Woah! That's quite a move in the bond market... All systems go for equities and refinancing!
Over the past week we have had a huge move in the interest rates. Check out the charts below:
These are not moves that one would normally expect to see if the economy is going to expect to roar ahead. Economic growth is generally accompanied with higher interest rates, not lower ones. Well how can we explain this?
- Growth will moderate from the abnormally high levels of the past few quarters
- We will probably see some stops and starts in economies as the delta variant and other Covid scares become more common (check out some of the renewed lockdown put in place in Asia recently)

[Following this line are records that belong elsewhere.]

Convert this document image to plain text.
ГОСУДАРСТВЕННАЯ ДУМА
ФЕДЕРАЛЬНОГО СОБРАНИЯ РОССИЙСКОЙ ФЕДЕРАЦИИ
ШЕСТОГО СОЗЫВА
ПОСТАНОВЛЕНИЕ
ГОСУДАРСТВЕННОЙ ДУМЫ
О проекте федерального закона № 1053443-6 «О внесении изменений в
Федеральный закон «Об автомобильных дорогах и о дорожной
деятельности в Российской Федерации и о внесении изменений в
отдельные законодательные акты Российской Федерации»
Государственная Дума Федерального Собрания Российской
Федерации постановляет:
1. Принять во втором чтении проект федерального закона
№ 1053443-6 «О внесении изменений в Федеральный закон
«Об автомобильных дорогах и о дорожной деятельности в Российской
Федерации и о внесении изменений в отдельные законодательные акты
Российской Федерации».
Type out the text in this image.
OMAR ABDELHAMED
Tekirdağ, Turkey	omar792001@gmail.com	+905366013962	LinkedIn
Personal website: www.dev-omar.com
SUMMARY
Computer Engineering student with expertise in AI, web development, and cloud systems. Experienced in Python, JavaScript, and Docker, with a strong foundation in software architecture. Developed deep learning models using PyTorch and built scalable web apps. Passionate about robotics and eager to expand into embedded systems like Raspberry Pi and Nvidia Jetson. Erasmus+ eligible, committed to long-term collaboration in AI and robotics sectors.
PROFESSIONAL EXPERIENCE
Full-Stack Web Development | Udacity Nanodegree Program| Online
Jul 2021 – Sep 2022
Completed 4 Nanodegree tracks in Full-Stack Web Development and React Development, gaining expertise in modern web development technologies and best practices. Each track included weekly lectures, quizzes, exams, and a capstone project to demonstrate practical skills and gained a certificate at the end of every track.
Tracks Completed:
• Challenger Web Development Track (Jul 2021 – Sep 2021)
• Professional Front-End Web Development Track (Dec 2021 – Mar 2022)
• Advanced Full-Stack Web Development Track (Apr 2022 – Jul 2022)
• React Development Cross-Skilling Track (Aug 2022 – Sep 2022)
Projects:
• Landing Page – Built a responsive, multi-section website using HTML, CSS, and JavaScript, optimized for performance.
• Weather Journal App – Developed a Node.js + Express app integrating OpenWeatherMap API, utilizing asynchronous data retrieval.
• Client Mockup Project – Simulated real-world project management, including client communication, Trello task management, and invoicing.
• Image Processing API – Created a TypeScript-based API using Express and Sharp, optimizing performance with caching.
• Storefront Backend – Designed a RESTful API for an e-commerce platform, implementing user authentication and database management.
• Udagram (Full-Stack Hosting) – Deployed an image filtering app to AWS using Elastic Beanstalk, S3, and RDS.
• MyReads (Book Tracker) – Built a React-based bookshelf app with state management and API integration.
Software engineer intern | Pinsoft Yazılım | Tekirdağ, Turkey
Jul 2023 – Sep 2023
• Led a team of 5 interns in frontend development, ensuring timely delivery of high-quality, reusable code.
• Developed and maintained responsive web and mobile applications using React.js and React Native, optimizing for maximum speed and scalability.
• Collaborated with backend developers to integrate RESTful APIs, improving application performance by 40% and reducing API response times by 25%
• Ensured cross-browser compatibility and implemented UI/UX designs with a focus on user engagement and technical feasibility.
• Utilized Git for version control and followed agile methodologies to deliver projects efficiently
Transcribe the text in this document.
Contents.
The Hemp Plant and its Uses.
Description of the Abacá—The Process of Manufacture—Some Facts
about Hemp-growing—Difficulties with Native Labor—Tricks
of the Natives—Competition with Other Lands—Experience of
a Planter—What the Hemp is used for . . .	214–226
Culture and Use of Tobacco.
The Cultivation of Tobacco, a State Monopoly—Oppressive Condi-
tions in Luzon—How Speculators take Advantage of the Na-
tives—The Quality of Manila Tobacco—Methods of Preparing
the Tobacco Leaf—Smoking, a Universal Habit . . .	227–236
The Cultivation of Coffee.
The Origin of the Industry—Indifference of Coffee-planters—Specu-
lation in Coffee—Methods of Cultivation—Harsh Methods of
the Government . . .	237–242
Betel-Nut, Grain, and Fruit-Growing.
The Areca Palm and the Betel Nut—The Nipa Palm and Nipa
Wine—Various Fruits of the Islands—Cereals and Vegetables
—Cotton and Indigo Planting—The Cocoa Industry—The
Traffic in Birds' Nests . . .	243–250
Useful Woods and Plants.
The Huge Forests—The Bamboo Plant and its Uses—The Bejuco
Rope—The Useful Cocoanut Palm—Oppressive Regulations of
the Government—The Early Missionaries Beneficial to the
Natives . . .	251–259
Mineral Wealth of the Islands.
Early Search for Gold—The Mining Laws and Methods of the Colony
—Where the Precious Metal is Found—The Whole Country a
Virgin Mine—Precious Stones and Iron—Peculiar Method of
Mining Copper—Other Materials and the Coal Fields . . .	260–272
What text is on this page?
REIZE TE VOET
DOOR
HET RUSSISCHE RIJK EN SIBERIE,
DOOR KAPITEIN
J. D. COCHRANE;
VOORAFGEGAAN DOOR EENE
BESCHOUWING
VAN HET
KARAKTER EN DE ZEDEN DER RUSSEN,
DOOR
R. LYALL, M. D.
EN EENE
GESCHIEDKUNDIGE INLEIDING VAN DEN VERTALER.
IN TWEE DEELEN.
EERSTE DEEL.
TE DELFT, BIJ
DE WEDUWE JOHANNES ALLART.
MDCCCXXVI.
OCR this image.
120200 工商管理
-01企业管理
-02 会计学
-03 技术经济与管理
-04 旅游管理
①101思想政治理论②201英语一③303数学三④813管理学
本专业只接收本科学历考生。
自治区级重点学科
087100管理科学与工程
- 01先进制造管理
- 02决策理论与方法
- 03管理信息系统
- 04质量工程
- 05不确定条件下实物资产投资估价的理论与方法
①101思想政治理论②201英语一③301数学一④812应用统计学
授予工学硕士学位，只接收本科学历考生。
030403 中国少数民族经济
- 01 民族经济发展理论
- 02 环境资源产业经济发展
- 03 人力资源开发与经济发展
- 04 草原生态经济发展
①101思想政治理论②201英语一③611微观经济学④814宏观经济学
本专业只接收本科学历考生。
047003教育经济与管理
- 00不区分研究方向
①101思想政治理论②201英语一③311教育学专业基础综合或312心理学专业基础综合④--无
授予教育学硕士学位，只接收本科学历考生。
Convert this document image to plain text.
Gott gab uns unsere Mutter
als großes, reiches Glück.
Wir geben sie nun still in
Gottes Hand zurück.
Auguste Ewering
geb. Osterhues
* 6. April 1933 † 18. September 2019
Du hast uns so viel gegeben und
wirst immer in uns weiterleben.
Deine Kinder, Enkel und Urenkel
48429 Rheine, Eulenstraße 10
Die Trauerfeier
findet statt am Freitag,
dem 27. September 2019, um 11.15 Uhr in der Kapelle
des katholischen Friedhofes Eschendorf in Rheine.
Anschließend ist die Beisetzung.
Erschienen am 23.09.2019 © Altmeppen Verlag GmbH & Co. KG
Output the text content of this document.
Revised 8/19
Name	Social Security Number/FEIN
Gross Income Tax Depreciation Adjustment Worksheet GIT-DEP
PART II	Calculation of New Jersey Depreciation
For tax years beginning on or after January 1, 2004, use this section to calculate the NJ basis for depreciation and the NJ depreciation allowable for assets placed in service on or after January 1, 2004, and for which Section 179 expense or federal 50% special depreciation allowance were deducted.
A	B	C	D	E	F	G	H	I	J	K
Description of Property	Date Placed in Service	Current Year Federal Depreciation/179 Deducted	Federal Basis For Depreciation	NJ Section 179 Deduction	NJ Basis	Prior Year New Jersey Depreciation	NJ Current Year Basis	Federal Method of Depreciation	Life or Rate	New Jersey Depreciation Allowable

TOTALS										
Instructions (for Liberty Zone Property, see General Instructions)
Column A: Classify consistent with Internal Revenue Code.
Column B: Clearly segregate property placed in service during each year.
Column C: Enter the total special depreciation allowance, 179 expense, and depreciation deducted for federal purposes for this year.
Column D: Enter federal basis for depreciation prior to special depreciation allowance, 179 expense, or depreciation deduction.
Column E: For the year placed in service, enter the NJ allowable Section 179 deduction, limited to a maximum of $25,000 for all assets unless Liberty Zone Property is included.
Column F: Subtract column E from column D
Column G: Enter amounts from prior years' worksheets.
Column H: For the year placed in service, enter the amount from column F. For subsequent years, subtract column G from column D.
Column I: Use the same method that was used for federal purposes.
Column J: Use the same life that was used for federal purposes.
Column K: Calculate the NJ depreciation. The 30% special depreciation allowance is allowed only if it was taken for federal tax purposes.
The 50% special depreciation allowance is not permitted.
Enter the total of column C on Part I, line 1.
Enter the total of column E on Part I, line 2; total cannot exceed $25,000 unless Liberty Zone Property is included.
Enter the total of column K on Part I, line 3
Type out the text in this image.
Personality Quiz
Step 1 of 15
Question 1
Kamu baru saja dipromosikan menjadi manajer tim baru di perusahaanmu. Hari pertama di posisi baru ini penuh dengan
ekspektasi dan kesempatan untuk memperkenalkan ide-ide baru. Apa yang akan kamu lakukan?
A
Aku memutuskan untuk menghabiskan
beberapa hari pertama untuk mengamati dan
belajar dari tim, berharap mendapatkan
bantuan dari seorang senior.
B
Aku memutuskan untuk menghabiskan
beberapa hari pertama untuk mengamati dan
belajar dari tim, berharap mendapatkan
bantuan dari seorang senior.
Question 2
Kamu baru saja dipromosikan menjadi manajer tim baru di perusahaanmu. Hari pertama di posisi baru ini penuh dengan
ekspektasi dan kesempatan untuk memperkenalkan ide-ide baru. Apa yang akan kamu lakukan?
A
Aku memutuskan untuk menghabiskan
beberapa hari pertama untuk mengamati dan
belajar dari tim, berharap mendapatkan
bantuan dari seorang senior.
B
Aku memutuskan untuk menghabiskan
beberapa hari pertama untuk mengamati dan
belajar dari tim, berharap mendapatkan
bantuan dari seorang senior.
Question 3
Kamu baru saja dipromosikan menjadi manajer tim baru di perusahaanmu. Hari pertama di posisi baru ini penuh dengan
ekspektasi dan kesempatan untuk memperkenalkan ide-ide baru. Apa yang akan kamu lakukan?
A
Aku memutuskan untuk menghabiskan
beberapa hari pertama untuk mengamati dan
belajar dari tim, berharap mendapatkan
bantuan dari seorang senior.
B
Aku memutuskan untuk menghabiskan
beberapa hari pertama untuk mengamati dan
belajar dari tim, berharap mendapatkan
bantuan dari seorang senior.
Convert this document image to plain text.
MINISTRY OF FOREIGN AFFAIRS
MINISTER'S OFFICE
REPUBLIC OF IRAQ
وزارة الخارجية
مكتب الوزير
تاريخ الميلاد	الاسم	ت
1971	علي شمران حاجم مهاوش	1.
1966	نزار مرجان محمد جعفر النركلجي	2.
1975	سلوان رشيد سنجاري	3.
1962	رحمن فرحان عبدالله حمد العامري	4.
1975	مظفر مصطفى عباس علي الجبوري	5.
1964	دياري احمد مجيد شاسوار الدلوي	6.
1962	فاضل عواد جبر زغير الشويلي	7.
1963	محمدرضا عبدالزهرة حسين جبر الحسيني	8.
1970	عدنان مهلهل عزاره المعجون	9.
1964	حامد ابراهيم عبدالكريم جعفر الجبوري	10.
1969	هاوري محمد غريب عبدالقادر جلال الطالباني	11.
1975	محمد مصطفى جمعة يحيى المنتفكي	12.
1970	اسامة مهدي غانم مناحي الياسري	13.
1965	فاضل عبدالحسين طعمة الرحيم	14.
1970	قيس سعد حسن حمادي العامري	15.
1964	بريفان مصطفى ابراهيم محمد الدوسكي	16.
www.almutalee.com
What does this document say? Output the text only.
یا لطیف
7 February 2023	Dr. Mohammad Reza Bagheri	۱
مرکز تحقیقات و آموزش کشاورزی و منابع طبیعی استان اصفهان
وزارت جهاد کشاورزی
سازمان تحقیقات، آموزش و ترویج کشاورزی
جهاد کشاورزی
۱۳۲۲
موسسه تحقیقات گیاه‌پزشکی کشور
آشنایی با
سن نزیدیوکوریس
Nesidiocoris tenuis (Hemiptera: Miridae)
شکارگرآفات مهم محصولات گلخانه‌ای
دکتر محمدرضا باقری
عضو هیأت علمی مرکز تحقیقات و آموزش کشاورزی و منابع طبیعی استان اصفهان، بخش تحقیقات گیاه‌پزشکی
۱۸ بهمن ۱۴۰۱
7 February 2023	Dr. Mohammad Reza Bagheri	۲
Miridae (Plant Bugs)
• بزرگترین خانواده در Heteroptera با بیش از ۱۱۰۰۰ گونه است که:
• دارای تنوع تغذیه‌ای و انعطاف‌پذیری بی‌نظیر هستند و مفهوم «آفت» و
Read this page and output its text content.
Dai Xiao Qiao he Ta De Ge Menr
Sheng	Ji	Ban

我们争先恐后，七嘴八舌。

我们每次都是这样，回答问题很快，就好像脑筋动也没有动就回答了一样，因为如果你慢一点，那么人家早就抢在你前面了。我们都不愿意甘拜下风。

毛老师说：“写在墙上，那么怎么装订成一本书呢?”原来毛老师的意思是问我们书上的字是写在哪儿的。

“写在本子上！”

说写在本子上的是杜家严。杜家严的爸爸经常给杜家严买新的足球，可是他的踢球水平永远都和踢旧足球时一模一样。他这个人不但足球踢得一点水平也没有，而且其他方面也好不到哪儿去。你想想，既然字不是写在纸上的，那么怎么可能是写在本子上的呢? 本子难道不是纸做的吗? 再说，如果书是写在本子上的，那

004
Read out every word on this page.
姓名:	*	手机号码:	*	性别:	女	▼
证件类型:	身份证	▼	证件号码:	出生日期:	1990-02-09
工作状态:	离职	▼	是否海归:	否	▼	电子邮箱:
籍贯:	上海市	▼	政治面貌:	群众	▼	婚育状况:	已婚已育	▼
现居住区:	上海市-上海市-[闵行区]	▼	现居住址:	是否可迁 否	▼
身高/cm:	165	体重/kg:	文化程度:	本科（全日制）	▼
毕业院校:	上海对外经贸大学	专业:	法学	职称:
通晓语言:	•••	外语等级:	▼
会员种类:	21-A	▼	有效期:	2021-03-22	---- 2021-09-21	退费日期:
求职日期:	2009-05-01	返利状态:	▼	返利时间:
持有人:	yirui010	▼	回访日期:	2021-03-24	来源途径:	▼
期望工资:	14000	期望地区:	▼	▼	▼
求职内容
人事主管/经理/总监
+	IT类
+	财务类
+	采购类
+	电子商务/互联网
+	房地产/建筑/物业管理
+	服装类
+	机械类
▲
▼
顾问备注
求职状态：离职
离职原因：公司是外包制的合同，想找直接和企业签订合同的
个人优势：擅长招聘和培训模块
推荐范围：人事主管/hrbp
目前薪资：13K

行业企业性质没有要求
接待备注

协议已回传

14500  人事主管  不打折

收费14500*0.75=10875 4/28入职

- There is still a lot of cash on the sidelines and some people have taken advantage of a recent pullback in bonds to purchase them as stocks and property markets are at all time highs
- There is still a bit of reluctance to hop into the crypto space, which should be a reason why it will remain rangebound for some time to come (another 3-6 months in my opinion).
So what can you do from here?
- These lower rates will help those that are looking to purchase properties or refinance (see previous blog post: (https://thrivingwithinterest.blogspot.com/2021/07/housing-market-up-dont-buy-but.html)
- This will also help those that are looking for alternative investments such as commodities, crypto and others
- Buy equities, especially those in the US and Europe. I have written about that here: (https://thrivingwithinterest.blogspot.com/2021/07/3-market-lessons-from-1st-half-of-2021.html)
What do you think about this bond move? Pretty impressive for a normally sleepy market!